Negli ultimi decenni, la comunicazione turistica ha mutuato dal marketing di consumo un linguaggio preciso, quasi scientifico. Si parla di target, di segmenti, di cluster, di customer journey. Tutto giusto, almeno in superficie: la necessità di ordinare, classificare, prevedere i comportamenti d’acquisto ha dato al settore strumenti fondamentali per crescere, soprattutto nel periodo in cui il turismo di massa richiedeva efficienza, chiarezza e accessibilità.

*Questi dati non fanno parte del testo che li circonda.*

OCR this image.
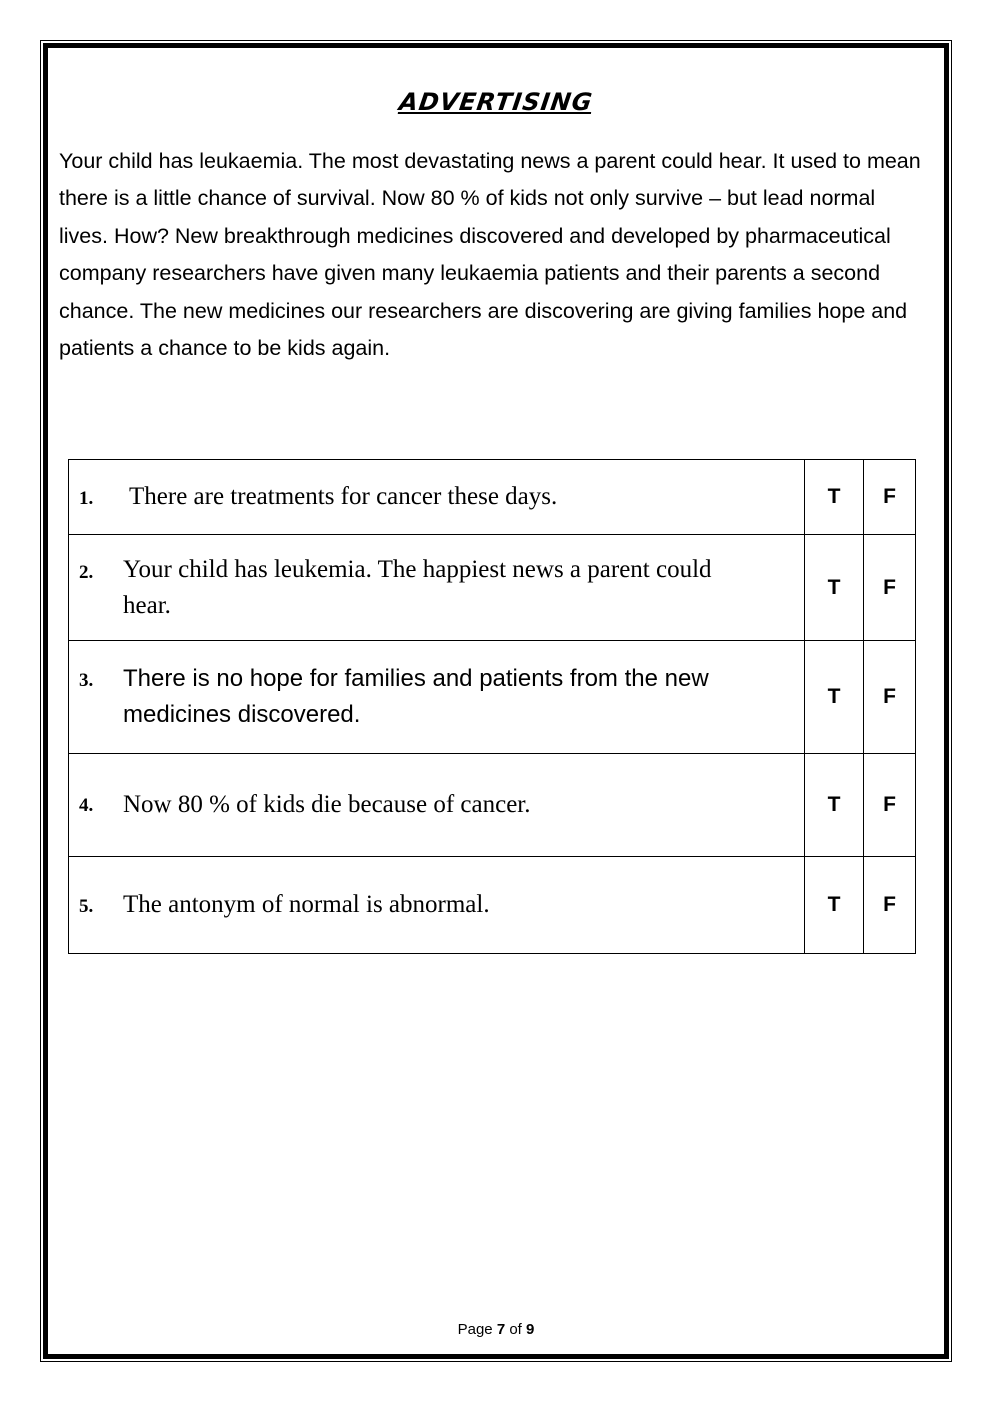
ADVERTISING
Your child has leukaemia. The most devastating news a parent could hear. It used to mean there is a little chance of survival. Now 80 % of kids not only survive – but lead normal lives. How? New breakthrough medicines discovered and developed by pharmaceutical company researchers have given many leukaemia patients and their parents a second chance. The new medicines our researchers are discovering are giving families hope and patients a chance to be kids again.
1. There are treatments for cancer these days.	T	F

2. Your child has leukemia. The happiest news a parent could hear.	T	F

3. There is no hope for families and patients from the new medicines discovered.	T	F

4. Now 80 % of kids die because of cancer.	T	F

5. The antonym of normal is abnormal.	T	F
Page 7 of 9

Ma il paradigma è cambiato.
Oggi il mercato non è più una piramide, ma una costellazione. E all’interno di questa costellazione convivono due logiche apparentemente opposte ma, in realtà, complementari. Da un lato il pacchetto standard, costruito per offrire sicurezza, praticità e un prezzo competitivo a chi cerca una vacanza “chiavi in mano”. Dall’altro il tailor-made, pensato per chi desidera un’esperienza esclusiva, personalizzata, irripetibile.
Il punto è che entrambe queste logiche hanno ancora un ruolo e possono convivere, se si cambia prospettiva. Il rischio non sta nella standardizzazione o nella personalizzazione in sé, ma nel modo in cui vengono interpretate. Il pacchetto standard non è sinonimo di banalità, così come il viaggio su misura non è automaticamente sinonimo di autenticità. Tutto dipende dal grado di ascolto e relazione che l’operatore riesce a instaurare con chi viaggia.

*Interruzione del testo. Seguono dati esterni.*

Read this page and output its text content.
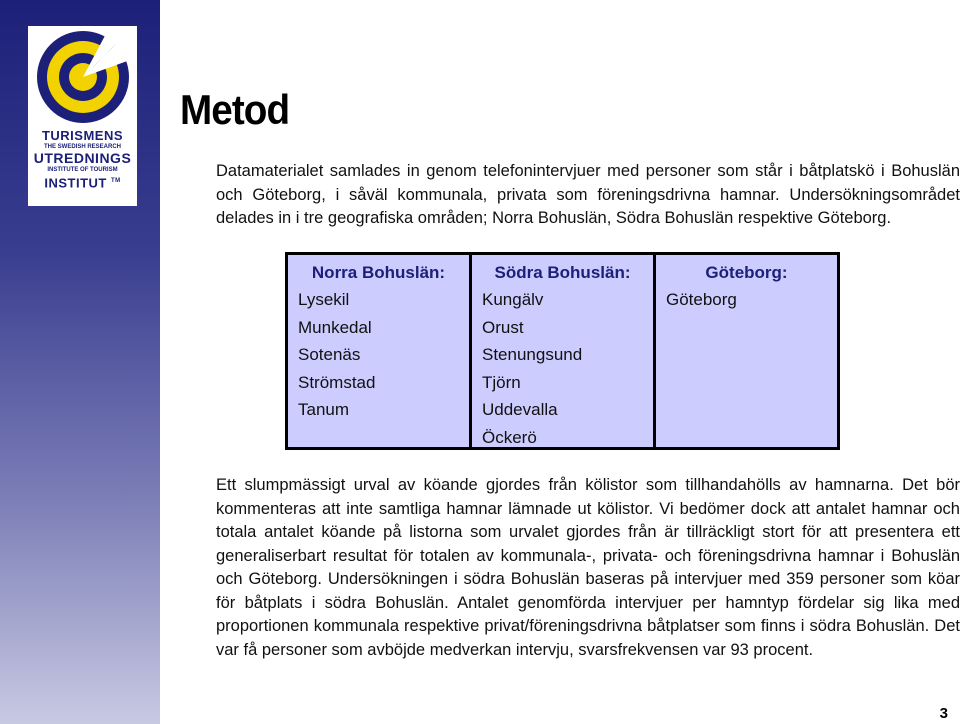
TURISMENS
THE SWEDISH RESEARCH
UTREDNINGS
INSTITUTE OF TOURISM
INSTITUT ™
Metod

Datamaterialet samlades in genom telefonintervjuer med personer som står i båtplatskö i Bohuslän och Göteborg, i såväl kommunala, privata som föreningsdrivna hamnar. Undersökningsområdet delades in i tre geografiska områden; Norra Bohuslän, Södra Bohuslän respektive Göteborg.

Norra Bohuslän:
Lysekil
Munkedal
Sotenäs
Strömstad
Tanum
Södra Bohuslän:
Kungälv
Orust
Stenungsund
Tjörn
Uddevalla
Öckerö
Göteborg:
Göteborg

Ett slumpmässigt urval av köande gjordes från kölistor som tillhandahölls av hamnarna. Det bör kommenteras att inte samtliga hamnar lämnade ut kölistor. Vi bedömer dock att antalet hamnar och totala antalet köande på listorna som urvalet gjordes från är tillräckligt stort för att presentera ett generaliserbart resultat för totalen av kommunala-, privata- och föreningsdrivna hamnar i Bohuslän och Göteborg. Undersökningen i södra Bohuslän baseras på intervjuer med 359 personer som köar för båtplats i södra Bohuslän. Antalet genomförda intervjuer per hamntyp fördelar sig lika med proportionen kommunala respektive privat/föreningsdrivna båtplatser som finns i södra Bohuslän. Det var få personer som avböjde medverkan intervju, svarsfrekvensen var 93 procent.

3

Perché il viaggiatore contemporaneo è un individuo in movimento non solo geografico, ma identitario. Può essere budget traveller in un weekend primaverile e luxury explorer a Natale; può sognare la sicurezza di un resort oggi e l’avventura di un trekking domani. È allo stesso tempo curioso e talvolta incoerente, e questa complessità è ciò che lo rende interessante. Ridurlo a una categoria – “millennial”, “famiglia con bambini”, “coppia active” – significa rinunciare a coglierne le sfumature.
Oggi il marketing turistico più avanzato non punta tanto a “segmentare”, quanto a interpretare.

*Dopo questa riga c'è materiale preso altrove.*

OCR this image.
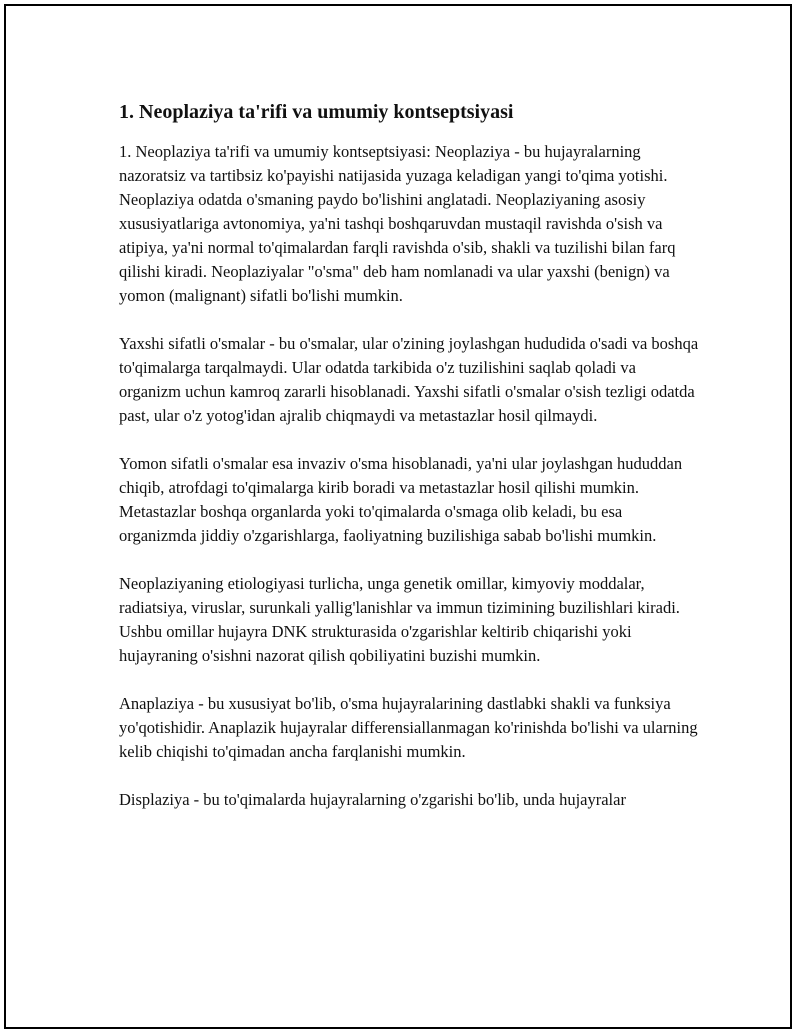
1. Neoplaziya ta'rifi va umumiy kontseptsiyasi

1. Neoplaziya ta'rifi va umumiy kontseptsiyasi: Neoplaziya - bu hujayralarning nazoratsiz va tartibsiz ko'payishi natijasida yuzaga keladigan yangi to'qima yotishi. Neoplaziya odatda o'smaning paydo bo'lishini anglatadi. Neoplaziyaning asosiy xususiyatlariga avtonomiya, ya'ni tashqi boshqaruvdan mustaqil ravishda o'sish va atipiya, ya'ni normal to'qimalardan farqli ravishda o'sib, shakli va tuzilishi bilan farq qilishi kiradi. Neoplaziyalar "o'sma" deb ham nomlanadi va ular yaxshi (benign) va yomon (malignant) sifatli bo'lishi mumkin.

Yaxshi sifatli o'smalar - bu o'smalar, ular o'zining joylashgan hududida o'sadi va boshqa to'qimalarga tarqalmaydi. Ular odatda tarkibida o'z tuzilishini saqlab qoladi va organizm uchun kamroq zararli hisoblanadi. Yaxshi sifatli o'smalar o'sish tezligi odatda past, ular o'z yotog'idan ajralib chiqmaydi va metastazlar hosil qilmaydi.

Yomon sifatli o'smalar esa invaziv o'sma hisoblanadi, ya'ni ular joylashgan hududdan chiqib, atrofdagi to'qimalarga kirib boradi va metastazlar hosil qilishi mumkin. Metastazlar boshqa organlarda yoki to'qimalarda o'smaga olib keladi, bu esa organizmda jiddiy o'zgarishlarga, faoliyatning buzilishiga sabab bo'lishi mumkin.

Neoplaziyaning etiologiyasi turlicha, unga genetik omillar, kimyoviy moddalar, radiatsiya, viruslar, surunkali yallig'lanishlar va immun tizimining buzilishlari kiradi. Ushbu omillar hujayra DNK strukturasida o'zgarishlar keltirib chiqarishi yoki hujayraning o'sishni nazorat qilish qobiliyatini buzishi mumkin.

Anaplaziya - bu xususiyat bo'lib, o'sma hujayralarining dastlabki shakli va funksiya yo'qotishidir. Anaplazik hujayralar differensiallanmagan ko'rinishda bo'lishi va ularning kelib chiqishi to'qimadan ancha farqlanishi mumkin.

Displaziya - bu to'qimalarda hujayralarning o'zgarishi bo'lib, unda hujayralar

Serve una lettura dinamica dei comportamenti, che unisca analisi quantitativa e osservazione qualitativa: i dati ci dicono cosa fa il cliente, ma solo l’ascolto e la relazione ci spiegano perché lo fa. In questo senso, la sfida è trasformare l’offerta turistica in una struttura aperta, capace di adattarsi in corso d’opera, senza dover scegliere tra la logica industriale del pacchetto e quella artigianale del viaggio su misura.
Il pacchetto standard può diventare un punto di partenza, non un limite.
Un contenitore flessibile, dove l’elemento “customizzabile” non è necessariamente l’itinerario, ma il modo in cui viene raccontato, vissuto, percepito. Allo stesso modo, il taglio sartoriale può trarre forza dall’efficienza e dalla chiarezza organizzativa di un’offerta strutturata. Non è un aut aut, ma un sistema osmotico in cui le due dimensioni si contaminano.
In fondo, il turismo più evoluto è quello che abbandona la logica del target da conquistare per adottare quella del partner da coinvolgere.
Il viaggiatore non va “profilato”: va compreso, stimolato, accompagnato in un’esperienza che si costruisce insieme.
E forse, il futuro della travel industry sarà proprio questo: non un marketing che cerca di indovinare chi siamo, ma uno che ci invita a scoprire chi potremmo diventare, ogni volta che scegliamo di partire. Perché come ha detto Seth Godin – scrittore e imprenditore statunitense, oltre che esperto di marketing – “Il marketing non riguarda più ciò che produci, ma le storie che sai raccontare”.